In laboratory chemistry, taps are extremely common. They are used, for example, on equipment such as ramps or burettes. They essentially act as a shut-off and opening for controlling a liquid or gas in chemical instrumentation. Taps do not have the same characteristics as valves, so many models are limited to an on/off function.
Taps are generally made of glass, and are characterised by a conical structure with a handle, inserted into the corresponding ground glass female joint. Their handle can be made of glass or Teflon. The female joints in which the taps are inserted connect two glass tubes, but there are models of many varieties. For example, a tap model that connects three glass tubes is called a 'three-way tap'. Furthermore, taps can be connected to glass tubes either in a straight line or at an angle. Of course, it is possible to make different taps depending on the required characteristics. For example, taps with a double oblique structure are used in the Schlenk Line and allow vacuum and inert gas to be applied from the same tap.

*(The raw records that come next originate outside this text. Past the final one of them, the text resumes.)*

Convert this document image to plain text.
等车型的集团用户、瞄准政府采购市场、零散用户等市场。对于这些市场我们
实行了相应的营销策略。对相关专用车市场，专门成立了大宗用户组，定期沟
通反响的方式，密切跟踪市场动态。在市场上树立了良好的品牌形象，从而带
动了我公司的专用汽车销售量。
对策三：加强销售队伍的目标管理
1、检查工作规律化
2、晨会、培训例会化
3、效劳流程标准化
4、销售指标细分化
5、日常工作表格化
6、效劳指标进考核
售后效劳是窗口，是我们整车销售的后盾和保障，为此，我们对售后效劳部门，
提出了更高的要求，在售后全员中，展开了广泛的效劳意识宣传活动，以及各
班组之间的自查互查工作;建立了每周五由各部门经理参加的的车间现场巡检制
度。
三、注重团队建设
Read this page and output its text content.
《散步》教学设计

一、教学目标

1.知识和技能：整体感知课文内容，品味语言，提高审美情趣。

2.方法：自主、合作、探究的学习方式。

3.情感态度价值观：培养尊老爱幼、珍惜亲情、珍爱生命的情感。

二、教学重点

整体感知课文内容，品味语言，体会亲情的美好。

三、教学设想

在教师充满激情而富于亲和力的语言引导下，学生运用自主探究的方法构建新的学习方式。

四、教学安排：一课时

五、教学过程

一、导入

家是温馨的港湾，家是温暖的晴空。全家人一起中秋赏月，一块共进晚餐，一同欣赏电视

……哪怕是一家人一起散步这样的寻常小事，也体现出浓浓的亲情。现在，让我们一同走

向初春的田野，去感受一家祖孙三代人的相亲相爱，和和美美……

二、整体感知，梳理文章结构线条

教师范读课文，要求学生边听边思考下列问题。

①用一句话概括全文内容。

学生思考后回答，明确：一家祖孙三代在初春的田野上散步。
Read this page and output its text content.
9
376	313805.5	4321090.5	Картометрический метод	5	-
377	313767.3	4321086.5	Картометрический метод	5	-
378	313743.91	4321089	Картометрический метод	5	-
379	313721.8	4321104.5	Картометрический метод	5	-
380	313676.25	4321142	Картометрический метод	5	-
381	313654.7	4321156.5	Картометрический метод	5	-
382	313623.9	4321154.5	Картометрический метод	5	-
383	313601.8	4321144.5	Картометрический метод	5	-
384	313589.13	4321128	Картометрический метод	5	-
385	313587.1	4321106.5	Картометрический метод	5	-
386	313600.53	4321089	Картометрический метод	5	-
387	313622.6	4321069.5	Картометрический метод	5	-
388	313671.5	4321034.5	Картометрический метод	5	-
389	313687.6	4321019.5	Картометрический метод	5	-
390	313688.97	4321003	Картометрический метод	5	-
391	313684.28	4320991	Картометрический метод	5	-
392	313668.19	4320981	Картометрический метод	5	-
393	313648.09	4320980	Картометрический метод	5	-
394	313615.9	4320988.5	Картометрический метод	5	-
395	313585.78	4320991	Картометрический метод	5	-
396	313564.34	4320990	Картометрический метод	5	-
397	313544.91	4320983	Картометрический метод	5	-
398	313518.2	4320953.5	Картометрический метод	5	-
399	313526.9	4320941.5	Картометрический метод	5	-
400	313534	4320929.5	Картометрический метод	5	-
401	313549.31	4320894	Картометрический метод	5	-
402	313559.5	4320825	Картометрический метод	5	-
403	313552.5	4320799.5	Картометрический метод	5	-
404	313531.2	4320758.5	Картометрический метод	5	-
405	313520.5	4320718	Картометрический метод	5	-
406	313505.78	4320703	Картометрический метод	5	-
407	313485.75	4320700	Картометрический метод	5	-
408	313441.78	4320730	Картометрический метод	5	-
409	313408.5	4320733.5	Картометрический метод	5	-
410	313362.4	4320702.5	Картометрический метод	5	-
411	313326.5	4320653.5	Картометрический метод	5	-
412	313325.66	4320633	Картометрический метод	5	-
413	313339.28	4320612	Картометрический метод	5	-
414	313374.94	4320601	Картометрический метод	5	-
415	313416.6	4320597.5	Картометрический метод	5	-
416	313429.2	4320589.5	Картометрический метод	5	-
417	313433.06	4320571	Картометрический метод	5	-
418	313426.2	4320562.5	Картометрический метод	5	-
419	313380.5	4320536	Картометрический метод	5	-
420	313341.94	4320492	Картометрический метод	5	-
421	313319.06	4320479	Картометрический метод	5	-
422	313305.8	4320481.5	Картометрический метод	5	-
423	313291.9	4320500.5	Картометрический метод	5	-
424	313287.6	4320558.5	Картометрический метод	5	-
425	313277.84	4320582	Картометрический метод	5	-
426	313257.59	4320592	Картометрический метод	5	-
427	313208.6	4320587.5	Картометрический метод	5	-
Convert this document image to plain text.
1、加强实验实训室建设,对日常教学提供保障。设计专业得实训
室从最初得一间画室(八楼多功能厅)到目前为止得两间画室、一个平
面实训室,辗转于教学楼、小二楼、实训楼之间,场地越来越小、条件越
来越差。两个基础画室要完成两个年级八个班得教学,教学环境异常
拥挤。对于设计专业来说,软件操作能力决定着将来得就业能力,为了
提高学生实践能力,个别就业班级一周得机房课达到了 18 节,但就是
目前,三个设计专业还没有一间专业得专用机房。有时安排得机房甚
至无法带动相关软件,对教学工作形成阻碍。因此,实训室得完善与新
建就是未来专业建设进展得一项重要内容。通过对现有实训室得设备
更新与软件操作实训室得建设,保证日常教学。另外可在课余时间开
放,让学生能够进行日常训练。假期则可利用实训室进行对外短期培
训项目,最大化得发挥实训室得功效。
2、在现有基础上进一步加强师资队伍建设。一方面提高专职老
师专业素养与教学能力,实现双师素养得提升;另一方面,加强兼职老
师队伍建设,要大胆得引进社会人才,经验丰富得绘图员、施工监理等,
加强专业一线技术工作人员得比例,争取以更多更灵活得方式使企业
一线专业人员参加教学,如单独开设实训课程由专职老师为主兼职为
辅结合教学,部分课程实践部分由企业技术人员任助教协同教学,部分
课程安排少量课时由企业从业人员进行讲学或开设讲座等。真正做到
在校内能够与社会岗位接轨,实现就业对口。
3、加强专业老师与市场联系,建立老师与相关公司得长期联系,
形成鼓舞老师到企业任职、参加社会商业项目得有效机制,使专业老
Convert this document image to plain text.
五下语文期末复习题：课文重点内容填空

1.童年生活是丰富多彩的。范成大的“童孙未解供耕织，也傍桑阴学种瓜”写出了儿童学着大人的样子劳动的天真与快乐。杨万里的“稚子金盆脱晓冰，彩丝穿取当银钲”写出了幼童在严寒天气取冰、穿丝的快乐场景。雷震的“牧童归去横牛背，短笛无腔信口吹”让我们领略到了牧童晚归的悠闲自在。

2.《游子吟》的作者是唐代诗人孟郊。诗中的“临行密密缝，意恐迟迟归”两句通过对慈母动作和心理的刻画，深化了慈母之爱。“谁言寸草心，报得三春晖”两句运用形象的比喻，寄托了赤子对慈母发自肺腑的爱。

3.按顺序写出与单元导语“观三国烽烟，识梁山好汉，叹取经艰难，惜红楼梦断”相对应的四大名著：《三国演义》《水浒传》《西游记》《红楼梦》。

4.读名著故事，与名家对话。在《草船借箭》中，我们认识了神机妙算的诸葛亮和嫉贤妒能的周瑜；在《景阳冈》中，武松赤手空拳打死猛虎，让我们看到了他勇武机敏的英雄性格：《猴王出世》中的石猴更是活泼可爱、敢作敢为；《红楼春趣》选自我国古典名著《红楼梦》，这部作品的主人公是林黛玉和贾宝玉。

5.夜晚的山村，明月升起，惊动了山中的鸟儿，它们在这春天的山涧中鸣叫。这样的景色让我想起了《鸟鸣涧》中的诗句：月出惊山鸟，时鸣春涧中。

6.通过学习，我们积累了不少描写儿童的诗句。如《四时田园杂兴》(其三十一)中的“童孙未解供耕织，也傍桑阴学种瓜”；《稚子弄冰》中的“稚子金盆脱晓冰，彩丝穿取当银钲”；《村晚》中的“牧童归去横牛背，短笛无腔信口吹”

Vacuum taps must guarantee a sealing performance under vacuum conditions. Consequently, they must be of high quality. They can be made of glass or PTFE (polytetrafluoroethylene). The main difference between the two categories is that glass vacuum taps need to be lubricated. In fact, damage to these must be prevented. In contrast, PTFE taps do not need to be lubricated. In addition, these can also be adjusted to a higher gradation, as opposed to glass taps, which are limited to an 'on/off' flow.
Care of taps
Taps must be handled with extreme care. It is not necessary to force them closed or open, as this would risk damage or breakage. If, for example, it is difficult to close a Teflon tap, it could be misaligned or already damaged. Forcing its movement could result in irreparable breakage of the glass component.